The anti-establishment party, considered a genuine contender for government at the next general election, believes strongly in direct democracy and wants Italy to hold a “consultative” or non-binding referendum on whether to remain in the euro zone.
The party’s leaders avoided voicing an opinion on the result of Britain’s referendum, which showed a near 52-48 percent split for leaving, but applauded the fact it had been held.
“Whether you like it or not the British people have chosen, and they have every right. A popular vote is always a conquest,” lower house deputy Alessandro Di Battista, a member of 5-Star’s leadership committee, told Reuters.
The party made big gains at local elections last weekend and is running almost neck-and-neck with Matteo Renzi’s center-left Democratic Party in national opinion polls.

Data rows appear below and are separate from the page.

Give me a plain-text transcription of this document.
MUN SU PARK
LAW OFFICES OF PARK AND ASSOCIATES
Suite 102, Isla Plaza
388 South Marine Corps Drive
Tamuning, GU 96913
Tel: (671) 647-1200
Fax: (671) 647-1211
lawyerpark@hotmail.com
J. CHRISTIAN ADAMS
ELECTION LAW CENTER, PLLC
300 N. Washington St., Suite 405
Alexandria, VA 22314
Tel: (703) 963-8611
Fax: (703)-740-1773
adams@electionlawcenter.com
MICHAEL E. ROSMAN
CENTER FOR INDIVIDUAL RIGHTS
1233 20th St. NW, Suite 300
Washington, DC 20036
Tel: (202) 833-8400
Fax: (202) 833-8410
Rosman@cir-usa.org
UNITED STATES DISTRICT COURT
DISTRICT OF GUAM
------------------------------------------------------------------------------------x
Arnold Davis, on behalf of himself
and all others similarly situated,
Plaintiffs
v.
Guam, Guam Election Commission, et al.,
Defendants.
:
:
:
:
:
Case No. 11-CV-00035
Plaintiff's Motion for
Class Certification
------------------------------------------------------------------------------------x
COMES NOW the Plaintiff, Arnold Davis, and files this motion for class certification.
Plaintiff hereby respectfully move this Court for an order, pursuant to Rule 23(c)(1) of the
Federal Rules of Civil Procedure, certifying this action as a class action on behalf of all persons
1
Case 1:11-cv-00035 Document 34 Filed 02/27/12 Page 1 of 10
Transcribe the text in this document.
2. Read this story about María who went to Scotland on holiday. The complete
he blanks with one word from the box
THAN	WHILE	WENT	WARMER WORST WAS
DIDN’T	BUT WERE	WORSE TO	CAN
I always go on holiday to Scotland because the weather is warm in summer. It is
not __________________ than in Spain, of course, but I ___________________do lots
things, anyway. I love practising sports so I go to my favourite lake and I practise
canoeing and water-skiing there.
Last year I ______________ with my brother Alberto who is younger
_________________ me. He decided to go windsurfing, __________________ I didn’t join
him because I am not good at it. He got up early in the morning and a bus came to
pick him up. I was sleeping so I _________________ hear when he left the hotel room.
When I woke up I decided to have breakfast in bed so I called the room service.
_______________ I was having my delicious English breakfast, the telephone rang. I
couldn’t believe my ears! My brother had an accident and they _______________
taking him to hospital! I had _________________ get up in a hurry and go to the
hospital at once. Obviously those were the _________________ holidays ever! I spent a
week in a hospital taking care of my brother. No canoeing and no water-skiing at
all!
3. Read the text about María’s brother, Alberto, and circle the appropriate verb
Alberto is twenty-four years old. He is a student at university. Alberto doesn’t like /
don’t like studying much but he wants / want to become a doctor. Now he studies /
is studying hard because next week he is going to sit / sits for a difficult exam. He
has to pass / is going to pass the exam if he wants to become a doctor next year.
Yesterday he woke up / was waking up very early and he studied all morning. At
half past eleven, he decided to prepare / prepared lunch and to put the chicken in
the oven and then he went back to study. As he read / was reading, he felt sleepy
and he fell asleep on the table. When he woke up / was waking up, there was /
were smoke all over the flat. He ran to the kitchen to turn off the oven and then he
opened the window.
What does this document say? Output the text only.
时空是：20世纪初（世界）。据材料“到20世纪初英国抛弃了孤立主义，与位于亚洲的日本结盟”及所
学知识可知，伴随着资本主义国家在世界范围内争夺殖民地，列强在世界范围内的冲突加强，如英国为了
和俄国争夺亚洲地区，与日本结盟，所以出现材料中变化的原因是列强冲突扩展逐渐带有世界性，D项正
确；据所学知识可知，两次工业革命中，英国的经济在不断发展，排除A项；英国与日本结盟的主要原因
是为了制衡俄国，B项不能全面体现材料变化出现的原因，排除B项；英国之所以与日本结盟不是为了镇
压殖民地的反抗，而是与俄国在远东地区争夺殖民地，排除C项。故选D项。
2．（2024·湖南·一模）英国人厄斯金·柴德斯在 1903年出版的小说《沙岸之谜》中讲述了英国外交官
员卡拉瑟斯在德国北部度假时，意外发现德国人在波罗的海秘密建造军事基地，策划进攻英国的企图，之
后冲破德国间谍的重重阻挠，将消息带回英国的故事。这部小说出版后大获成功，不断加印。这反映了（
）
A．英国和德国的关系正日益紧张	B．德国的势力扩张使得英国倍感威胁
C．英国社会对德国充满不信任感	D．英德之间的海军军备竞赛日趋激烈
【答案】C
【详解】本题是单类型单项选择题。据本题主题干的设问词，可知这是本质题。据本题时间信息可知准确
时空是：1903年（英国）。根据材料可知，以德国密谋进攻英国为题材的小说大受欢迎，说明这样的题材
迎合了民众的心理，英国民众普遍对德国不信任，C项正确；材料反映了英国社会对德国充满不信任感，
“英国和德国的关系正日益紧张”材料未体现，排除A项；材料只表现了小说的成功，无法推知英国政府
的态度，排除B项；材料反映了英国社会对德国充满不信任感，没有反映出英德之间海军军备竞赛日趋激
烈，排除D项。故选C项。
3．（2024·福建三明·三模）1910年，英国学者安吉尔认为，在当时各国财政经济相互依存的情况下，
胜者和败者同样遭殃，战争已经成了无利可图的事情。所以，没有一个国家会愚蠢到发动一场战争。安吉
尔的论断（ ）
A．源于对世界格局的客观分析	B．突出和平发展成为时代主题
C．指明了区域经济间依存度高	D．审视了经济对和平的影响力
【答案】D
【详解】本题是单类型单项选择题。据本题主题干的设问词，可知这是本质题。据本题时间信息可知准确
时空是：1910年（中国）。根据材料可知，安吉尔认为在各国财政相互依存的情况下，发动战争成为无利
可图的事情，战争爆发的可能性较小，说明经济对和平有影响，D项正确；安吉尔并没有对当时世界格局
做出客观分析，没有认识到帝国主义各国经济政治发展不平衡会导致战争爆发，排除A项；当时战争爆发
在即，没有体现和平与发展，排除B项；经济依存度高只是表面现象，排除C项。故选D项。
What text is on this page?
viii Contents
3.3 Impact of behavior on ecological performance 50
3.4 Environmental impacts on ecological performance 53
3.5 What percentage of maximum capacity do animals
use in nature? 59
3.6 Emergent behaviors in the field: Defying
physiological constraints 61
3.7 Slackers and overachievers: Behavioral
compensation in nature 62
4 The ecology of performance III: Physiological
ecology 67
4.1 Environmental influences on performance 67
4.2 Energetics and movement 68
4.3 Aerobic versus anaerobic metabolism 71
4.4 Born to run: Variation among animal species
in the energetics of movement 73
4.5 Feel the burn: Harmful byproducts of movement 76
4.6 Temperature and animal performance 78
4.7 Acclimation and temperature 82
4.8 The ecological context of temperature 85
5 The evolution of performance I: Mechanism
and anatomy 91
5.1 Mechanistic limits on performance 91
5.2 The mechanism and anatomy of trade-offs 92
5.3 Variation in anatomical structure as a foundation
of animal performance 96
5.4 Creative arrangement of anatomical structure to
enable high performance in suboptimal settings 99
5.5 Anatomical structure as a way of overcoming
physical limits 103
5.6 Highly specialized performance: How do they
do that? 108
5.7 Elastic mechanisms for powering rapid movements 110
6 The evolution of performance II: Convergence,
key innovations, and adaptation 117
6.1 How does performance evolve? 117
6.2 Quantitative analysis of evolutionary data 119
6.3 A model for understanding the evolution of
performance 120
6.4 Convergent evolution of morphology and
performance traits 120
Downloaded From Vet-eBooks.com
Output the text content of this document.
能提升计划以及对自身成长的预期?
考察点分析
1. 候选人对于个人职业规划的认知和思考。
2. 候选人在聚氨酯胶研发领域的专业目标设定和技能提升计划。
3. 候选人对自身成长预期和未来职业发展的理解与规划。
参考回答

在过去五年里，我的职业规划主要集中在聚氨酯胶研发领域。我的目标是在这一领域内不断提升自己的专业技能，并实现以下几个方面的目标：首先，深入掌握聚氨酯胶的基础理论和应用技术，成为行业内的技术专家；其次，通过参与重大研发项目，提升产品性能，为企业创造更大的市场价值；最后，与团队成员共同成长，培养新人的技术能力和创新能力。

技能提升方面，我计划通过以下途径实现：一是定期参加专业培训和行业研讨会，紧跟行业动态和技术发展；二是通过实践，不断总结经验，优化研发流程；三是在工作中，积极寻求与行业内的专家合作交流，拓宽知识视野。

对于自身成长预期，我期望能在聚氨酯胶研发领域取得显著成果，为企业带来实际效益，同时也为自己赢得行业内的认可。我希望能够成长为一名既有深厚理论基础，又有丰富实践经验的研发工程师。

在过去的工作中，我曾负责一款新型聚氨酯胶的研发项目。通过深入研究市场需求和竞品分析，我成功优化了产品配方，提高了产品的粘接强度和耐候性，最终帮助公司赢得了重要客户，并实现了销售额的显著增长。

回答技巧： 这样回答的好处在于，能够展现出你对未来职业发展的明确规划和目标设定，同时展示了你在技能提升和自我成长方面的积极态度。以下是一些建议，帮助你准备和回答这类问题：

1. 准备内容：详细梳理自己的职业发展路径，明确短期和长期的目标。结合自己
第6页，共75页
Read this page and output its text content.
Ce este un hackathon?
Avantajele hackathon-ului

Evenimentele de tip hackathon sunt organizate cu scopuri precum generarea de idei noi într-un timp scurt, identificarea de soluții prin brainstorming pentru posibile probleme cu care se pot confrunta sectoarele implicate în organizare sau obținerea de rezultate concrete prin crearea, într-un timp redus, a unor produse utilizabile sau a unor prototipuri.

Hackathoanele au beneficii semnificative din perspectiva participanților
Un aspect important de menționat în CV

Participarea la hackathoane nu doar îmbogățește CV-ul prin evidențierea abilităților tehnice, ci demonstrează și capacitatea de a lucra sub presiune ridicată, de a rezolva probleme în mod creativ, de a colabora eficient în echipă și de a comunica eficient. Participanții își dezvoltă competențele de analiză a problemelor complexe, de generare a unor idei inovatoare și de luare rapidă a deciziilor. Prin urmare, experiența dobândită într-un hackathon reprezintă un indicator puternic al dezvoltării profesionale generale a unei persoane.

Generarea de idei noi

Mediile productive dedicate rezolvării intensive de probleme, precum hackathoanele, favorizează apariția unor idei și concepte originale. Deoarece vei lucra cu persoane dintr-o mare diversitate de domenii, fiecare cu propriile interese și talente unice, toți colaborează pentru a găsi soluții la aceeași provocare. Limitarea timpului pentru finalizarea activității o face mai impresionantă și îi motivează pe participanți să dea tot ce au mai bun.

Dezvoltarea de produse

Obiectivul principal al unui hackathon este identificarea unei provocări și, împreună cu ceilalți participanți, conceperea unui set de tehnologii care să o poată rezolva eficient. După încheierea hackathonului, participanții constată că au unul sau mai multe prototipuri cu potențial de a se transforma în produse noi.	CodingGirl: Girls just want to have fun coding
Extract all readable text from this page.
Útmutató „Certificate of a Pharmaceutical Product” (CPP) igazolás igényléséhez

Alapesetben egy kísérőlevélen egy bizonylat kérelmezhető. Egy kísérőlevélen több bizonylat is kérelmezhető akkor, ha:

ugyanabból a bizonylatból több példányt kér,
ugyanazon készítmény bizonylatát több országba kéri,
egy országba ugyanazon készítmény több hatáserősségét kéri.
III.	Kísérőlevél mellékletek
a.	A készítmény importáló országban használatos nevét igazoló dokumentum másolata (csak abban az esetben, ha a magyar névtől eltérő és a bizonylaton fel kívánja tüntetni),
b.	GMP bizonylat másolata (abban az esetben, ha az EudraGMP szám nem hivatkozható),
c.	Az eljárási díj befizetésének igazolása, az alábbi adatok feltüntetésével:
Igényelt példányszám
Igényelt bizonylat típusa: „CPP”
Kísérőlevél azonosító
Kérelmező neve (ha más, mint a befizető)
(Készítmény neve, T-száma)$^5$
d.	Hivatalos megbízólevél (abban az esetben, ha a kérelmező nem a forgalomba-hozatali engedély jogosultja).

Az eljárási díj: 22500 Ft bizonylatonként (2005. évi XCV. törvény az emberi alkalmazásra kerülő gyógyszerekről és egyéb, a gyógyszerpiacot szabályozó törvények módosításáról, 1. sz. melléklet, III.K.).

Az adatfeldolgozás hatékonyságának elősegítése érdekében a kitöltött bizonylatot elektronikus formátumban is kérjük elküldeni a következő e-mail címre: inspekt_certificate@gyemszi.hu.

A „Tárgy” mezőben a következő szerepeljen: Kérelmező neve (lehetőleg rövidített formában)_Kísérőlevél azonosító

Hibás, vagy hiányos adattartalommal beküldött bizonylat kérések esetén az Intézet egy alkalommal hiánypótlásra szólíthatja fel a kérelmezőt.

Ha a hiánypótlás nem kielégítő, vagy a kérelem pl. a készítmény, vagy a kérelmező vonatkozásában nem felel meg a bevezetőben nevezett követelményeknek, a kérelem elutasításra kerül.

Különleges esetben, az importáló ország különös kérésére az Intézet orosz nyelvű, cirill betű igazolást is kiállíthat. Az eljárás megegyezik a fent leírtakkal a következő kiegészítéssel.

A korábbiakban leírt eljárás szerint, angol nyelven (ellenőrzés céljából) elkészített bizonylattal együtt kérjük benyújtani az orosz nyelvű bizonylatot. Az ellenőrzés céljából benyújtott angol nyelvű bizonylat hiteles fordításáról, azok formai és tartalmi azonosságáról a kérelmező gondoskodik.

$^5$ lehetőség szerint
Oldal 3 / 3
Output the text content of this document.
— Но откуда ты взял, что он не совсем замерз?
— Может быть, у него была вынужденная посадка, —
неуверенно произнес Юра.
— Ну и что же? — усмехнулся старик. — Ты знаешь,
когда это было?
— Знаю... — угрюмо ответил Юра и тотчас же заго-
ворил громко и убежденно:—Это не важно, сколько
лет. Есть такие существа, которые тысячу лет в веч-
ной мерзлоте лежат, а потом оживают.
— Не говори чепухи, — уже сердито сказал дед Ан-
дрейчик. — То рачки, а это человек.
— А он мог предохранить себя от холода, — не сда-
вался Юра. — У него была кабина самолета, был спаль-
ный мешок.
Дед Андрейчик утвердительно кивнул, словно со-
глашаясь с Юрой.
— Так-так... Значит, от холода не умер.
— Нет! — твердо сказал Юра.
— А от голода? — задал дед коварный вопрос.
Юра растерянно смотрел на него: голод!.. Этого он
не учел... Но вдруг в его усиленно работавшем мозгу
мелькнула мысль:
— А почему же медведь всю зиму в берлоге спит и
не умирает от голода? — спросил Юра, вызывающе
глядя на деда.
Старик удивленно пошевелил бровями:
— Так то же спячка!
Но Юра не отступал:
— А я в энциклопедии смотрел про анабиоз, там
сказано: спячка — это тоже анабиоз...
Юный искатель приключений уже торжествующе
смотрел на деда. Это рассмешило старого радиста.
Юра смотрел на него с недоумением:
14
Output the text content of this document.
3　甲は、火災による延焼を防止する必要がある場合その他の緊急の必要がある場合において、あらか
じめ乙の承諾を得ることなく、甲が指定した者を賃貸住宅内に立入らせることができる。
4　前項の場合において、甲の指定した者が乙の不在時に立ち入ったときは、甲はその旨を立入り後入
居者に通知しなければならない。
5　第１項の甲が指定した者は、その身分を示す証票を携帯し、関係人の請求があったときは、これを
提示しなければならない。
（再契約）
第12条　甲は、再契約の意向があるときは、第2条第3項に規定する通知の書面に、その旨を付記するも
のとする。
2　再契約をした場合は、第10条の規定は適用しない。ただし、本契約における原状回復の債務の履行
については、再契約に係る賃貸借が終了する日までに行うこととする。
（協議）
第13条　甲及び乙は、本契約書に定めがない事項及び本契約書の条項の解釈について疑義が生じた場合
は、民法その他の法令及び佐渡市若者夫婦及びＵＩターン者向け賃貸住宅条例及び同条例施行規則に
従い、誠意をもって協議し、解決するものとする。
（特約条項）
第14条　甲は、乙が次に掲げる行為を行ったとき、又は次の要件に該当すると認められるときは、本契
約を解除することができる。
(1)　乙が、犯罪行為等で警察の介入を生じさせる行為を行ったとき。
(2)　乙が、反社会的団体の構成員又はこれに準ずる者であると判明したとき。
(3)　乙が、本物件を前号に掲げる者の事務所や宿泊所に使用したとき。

A general election is not due until 2018 but could come earlier if Renzi fails to win his own constitutional referendum in October.
The right-wing Northern League, a member of Italy’s opposition center-right, was more outspoken.
“Thank you Great Britain, next it is our turn,” party leader Matteo Salvini said in comments on Facebook and Twitter.
Both Salvini and 5-Star’s founder, Beppe Grillo, vowed to pursue a legislative change to allow an ad-hoc exception to the Italian constitution, which forbids referendums to be held on international treaties such as those that hold the EU together.
Such an exception was made in 1989, when Italy held a consultative referendum on whether to give certain powers to the European Parliament.
Grillo, writing in his blog on Friday, said 5-Star had already collected enough signatures to start this process and pave the way for a referendum on Italy’s membership of the euro.